C’est, pensais-je, l’histoire de mon pied. Malasvon me le découpe pour le guérir au nom de la science, mais Tabard me l’avait démoli au nom de la science. Le mieux eût été de le laisser tranquille. Ces gens-là se plaisent à contrarier la nature et, ensuite, à parer ses coups. […] Cependant les Morticoles se préoccupent d’étudier les maux qu’ils ont causés et de panser les plaies physiques. Le plus souvent ils les empirent. Quant aux plaies morales, au dégoût, à la révolte, à la haine, ils ne s’en soucient point, tout abrutis qu’ils sont de matérialisme. [...] « vous aussi avez vos idoles, vos belles inventions de téléphones, télégraphes, systèmes d’égouts que vous m’exposez avec tant d’orgueil, et croyez-vous que ces idoles ne dévorent pas une masse de chair humaine dans les petits sacrifices journaliers nécessités par leur entretien […] et dans les gros sacrifices périodiques appelés catastrophes ? Ne croyez-vous pas que ce progrès, dont vous avez plein la bouche et qui n’existe que dans vos rêves, est la plus forte chimère à trompe d’éléphant, ventre de léopard et pieds fourchus devant laquelle les hommes se soient agenouillés ? Une seule chose progresse, votre orgueil monstrueux, source de votre misère passée, présente et future et qui vous mènera à votre perte. » (Ibid., p. 75-76)

C’est l’amour qui crée les êtres. Sans lui les humains ne sont que poussière. Mais lui rend cette cendre vivace, fait d’une crête de mur une forêt, d’une anfractuosité de roche un jardin et d’un coin de terre un paradis. Je le vis bien pour Magaduque [un compagnon ami d’enfance de Canelon, mort chez les Morticoles, et dont le cadavre atterrit dans le charnier où Canelon travaille, et lui fait prendre conscience de l’inhumanité avec laquelle les Morticoles, et lui pendant un moment, traitent les cadavres humains.] (Ibid.,p. 82-83)

Ici, l’instruction est tellement répandue qu’elle enseigne aux enfants dès le berceau tout ce qu’ils doivent craindre des tares héréditaires. Ainsi vos Morticoles ont-ils la sensation perpétuelle du prisonnier qui voit mener son compagnon au supplice, et prennent-ils en haine leurs ancêtres, causes de leur ruine, miroirs de leur propre destin. Dites aux gens qu’ils sont libres, qu’ils ne dépendent de personne et ils se croient libres, et ils le deviennent […]. Dites-leur qu’ils sont en cage et ils se le persuadent ; ils admettent que leurs mouvements, leurs gestes, leurs idées sont réglés, administrés, préétablis ; ils se figent dans l’automate.

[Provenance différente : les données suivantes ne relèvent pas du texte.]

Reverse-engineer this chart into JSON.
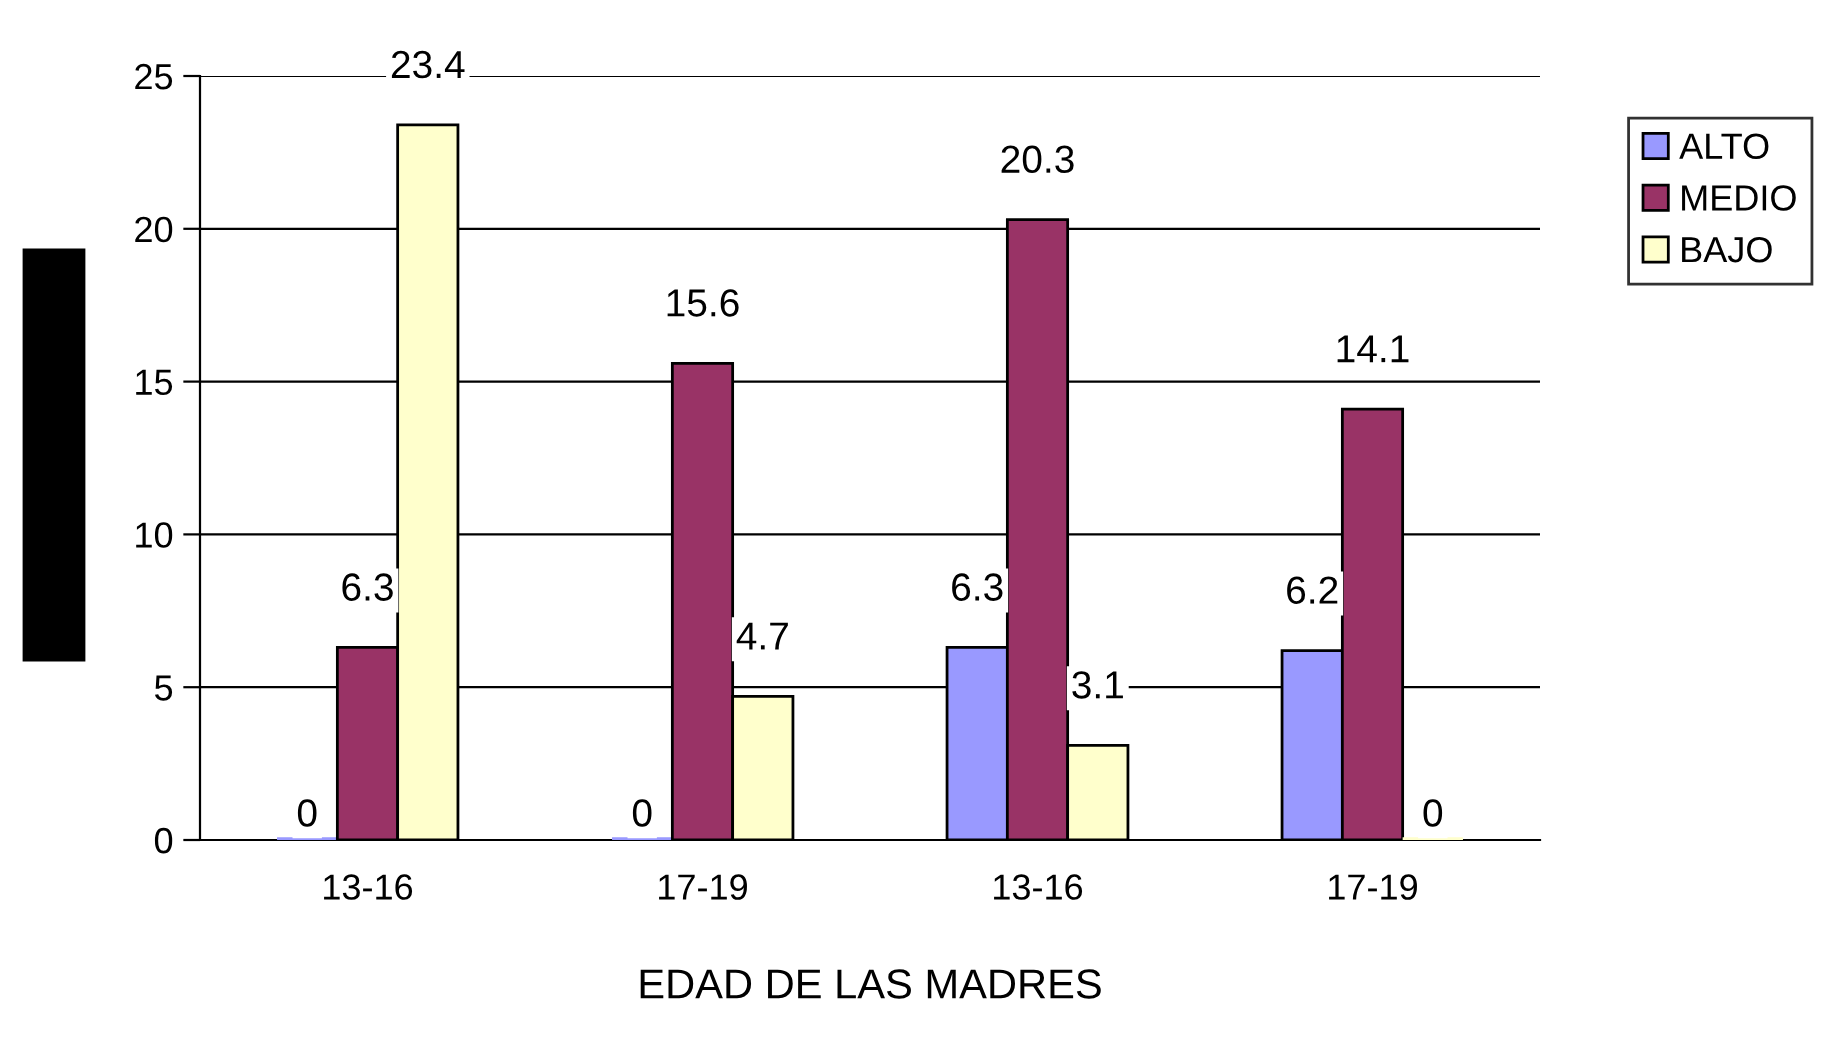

Voilà où mène votre matérialisme. Vous n’êtes frappés que par les empreintes et vous les accentuez en insistant sur elles. Vous vous empêtrez de liens plus durs que la mort et vous les détaillez avec complaisance. Cet esclavage est votre œuvre et vous y ajoutez par l’étude. […] Et vous vous irritez que ces malheureux se refusent à vos constatations. Mais parbleu, ils voudraient avoir une existence individuelle. (Ibid., p. 90)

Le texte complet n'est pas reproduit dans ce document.